他再次前探讓自己的視線與鏡筒重合,這一次,他有了一個明確的目標。
在月球左側大約十萬公里處,出現了一道巨大的幽綠色魅影——那是一顆月球般大小的巨型彗星,幽綠色的光芒在彗星的表面輕柔地起伏着,延伸着;在彗星所過之處流下一條直通天際的燦爛光帶,向這世間上億個觀察着自己動向的生靈宣告自己的降臨。
這必將是一場視覺盛宴。
山風越發的緊,這使得韋德不得不將夾克上的金屬拉鏈拉上。他戴上兜帽收好望遠鏡,只是用自己那極致的視力觀察着天邊。

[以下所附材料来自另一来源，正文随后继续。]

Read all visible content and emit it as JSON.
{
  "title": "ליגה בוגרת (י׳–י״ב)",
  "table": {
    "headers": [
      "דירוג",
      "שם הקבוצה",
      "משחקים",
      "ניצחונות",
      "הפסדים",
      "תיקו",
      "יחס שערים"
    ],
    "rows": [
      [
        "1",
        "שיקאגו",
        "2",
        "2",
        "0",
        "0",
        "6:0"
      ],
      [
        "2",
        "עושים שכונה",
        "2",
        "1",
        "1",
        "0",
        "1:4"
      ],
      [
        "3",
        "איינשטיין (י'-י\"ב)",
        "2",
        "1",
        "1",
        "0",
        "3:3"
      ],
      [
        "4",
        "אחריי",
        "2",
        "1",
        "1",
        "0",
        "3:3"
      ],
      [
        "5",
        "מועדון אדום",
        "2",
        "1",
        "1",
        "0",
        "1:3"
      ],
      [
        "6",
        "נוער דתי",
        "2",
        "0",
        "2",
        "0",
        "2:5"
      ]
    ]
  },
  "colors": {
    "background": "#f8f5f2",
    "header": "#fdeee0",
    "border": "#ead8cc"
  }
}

片刻後,在他的眼瞳中忽然倒映出一點幽綠:一塊拖着幽綠色光帶的剪影緩緩從天際中飄過,沿着人們預測的軌道划過星圖夜空,而它身後拖拽的幽綠色光帶就好像是航船從水面上划過而留下的尾流一樣。
幾分鐘後,大半的天空皆已被那美麗虛緲的幽綠色光帶所覆蓋。那是一種怎樣的美景呢?至少以文字是永遠無法描寫出那種美景,哪怕用上世間最棒的形容詞,都無法將那美景的萬分之一所描寫出來。
這一刻,整個地球上的生靈仿佛都已經忘卻了一切,只是在陽光和月光的照耀下仰頭觀望,思考着最初始的事情,沉浸在屬於自己的世界中。
就像一個匿名者所說:「當美麗之花在世間綻放,不祥之兆必隨其後。」
就在每個人都沉浸在彗星所帶來的驚艷美景的時候,那象徵着魔幻的綠色漸漸加深,轉眼之間便成為代表毀滅的赤紅,而那幽綠色的光帶也戛然而止,就像是在演奏中突然被剪斷了琴弦的小提琴一樣。
變為赤紅的彗星終於偏離了軌道,它開始俯衝着加速;夜空被火光照的發紅,之前平靜的海面頓時了起來。
幾秒後,在全球生靈的注視下,那顆象徵着魔幻浪漫的彗星終於完成了轉變,成為了一顆毀滅一切的惡魔;而當海平線上升起那朵毀滅之菇的時候,人們才再一次體會到了親為螻蟻的恐懼。